Diana Furchtgott-Roth has a column updating the state of play on light bulb laws:
Representative Joe Barton, a Texas Republican, proposed the Better Use of Light Bulb Act (BULB) on January 5.
Charlotte Baker, Chairman Upton's press secretary, told me in an email that "the committee plans to hold a hearing on lighting efficiency standards later this month," but she would not tell me whether the BULB Act would be included.
The bill, which has 62 cosponsors, 61 Republicans and one Democrat, would repeal the phaseout of incandescent light bulbs. A companion bill in the Senate is sponsored by Wyoming Republican Michael Enzi, and has 28 cosponsors.
The House Republican leadership has evinced no interest in bringing the Barton bill to the floor.

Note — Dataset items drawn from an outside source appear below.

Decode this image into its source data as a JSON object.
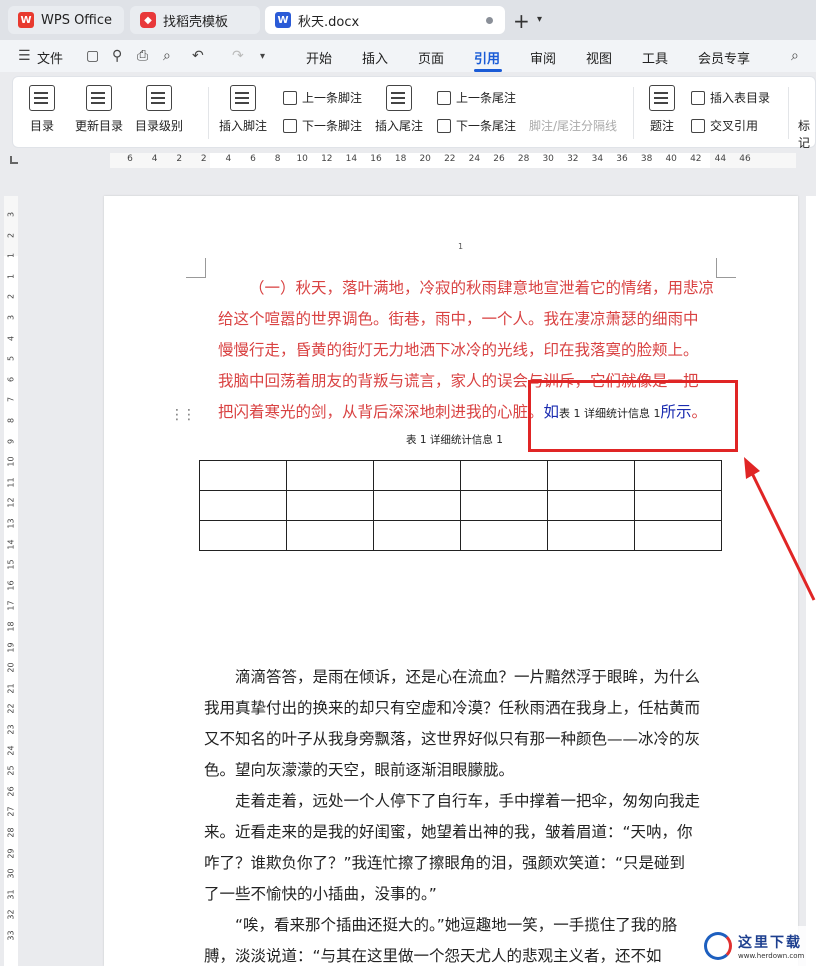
{
  "tabs": [
    {
      "label": "WPS Office",
      "icon": "wps-logo-icon"
    },
    {
      "label": "找稻壳模板",
      "icon": "daoke-logo-icon"
    },
    {
      "label": "秋天.docx",
      "icon": "word-doc-icon"
    }
  ],
  "menu": [
    "文件",
    "开始",
    "插入",
    "页面",
    "引用",
    "审阅",
    "视图",
    "工具",
    "会员专享"
  ],
  "active_menu": "引用",
  "ribbon": {
    "toc": "目录",
    "update_toc": "更新目录",
    "toc_level": "目录级别",
    "insert_footnote": "插入脚注",
    "prev_footnote": "上一条脚注",
    "next_footnote": "下一条脚注",
    "insert_endnote": "插入尾注",
    "prev_endnote": "上一条尾注",
    "next_endnote": "下一条尾注",
    "footnote_separator": "脚注/尾注分隔线",
    "caption": "题注",
    "insert_table_of_figures": "插入表目录",
    "cross_reference": "交叉引用",
    "mark_partial": "标记"
  },
  "hruler_numbers": [
    "6",
    "4",
    "2",
    "2",
    "4",
    "6",
    "8",
    "10",
    "12",
    "14",
    "16",
    "18",
    "20",
    "22",
    "24",
    "26",
    "28",
    "30",
    "32",
    "34",
    "36",
    "38",
    "40",
    "42",
    "44",
    "46"
  ],
  "vruler_numbers": [
    "3",
    "2",
    "1",
    "1",
    "2",
    "3",
    "4",
    "5",
    "6",
    "7",
    "8",
    "9",
    "10",
    "11",
    "12",
    "13",
    "14",
    "15",
    "16",
    "17",
    "18",
    "19",
    "20",
    "21",
    "22",
    "23",
    "24",
    "25",
    "26",
    "27",
    "28",
    "29",
    "30",
    "31",
    "32",
    "33"
  ],
  "page_number": "1",
  "red_para": [
    "（一）秋天，落叶满地，冷寂的秋雨肆意地宣泄着它的情绪，用悲凉",
    "给这个喧嚣的世界调色。街巷，雨中，一个人。我在凄凉萧瑟的细雨中",
    "慢慢行走，昏黄的街灯无力地洒下冰冷的光线，印在我落寞的脸颊上。",
    "我脑中回荡着朋友的背叛与谎言，家人的误会与训斥，它们就像是一把",
    "把闪着寒光的剑，从背后深深地刺进我的心脏。"
  ],
  "inline_ref": {
    "pre": "如",
    "caption": "表 1 详细统计信息  1",
    "post": "所示",
    "end": "。"
  },
  "table_caption": "表 1 详细统计信息 1",
  "body_paras": [
    "滴滴答答，是雨在倾诉，还是心在流血？一片黯然浮于眼眸，为什么",
    "我用真挚付出的换来的却只有空虚和冷漠？任秋雨洒在我身上，任枯黄而",
    "又不知名的叶子从我身旁飘落，这世界好似只有那一种颜色——冰冷的灰",
    "色。望向灰濛濛的天空，眼前逐渐泪眼朦胧。",
    "走着走着，远处一个人停下了自行车，手中撑着一把伞，匆匆向我走",
    "来。近看走来的是我的好闺蜜，她望着出神的我，皱着眉道：“天呐，你",
    "咋了？谁欺负你了？”我连忙擦了擦眼角的泪，强颜欢笑道：“只是碰到",
    "了一些不愉快的小插曲，没事的。”",
    "“唉，看来那个插曲还挺大的。”她逗趣地一笑，一手揽住了我的胳",
    "膊，淡淡说道：“与其在这里做一个怨天尤人的悲观主义者，还不如"
  ],
  "watermark": {
    "cn": "这里下载",
    "url": "www.herdown.com"
  }
}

She doesn't get into whether Americans will be able to buy the old-fashioned kind of lightbulbs on Indian reservations, or be allowed to bring them into the country from overseas trips, or to order them online from offshore. I predict that eventually there will be class-action lawsuits against the compact fluorescent bulb manufacturers for exaggerated claims on their packages about the life of the bulbs. The best way to hold accountable lawmakers forcing these bulbs on Americans isn't to sue them, but to vote them out of office.
Drinking With Bob's take on the issue is here and embedded below, with the China and GE angles. His rhetorical approach to the issue is a little different that Ms.Furchtgott-Roth, but I think he comes down in basically the same place. He builds on reporting by Timothy Carney for the Washington Examiner.
My friend in the lightbulb business tells me that prices are going to come down quickly on the Light Emitting Diodes as economies of scale kick in and better manufacturing technologies come on line, and also that the LEDs are better than the compact fluorescents for light quality and for how long they last.
In a related development, South Carolina politicians are pushing the Incandescent Light Bulb Freedom Act, "would allow South Carolina manufacturers to continue to sell incandescent bulbs so long as they have 'Made in South Carolina' on them and are sold only within the state."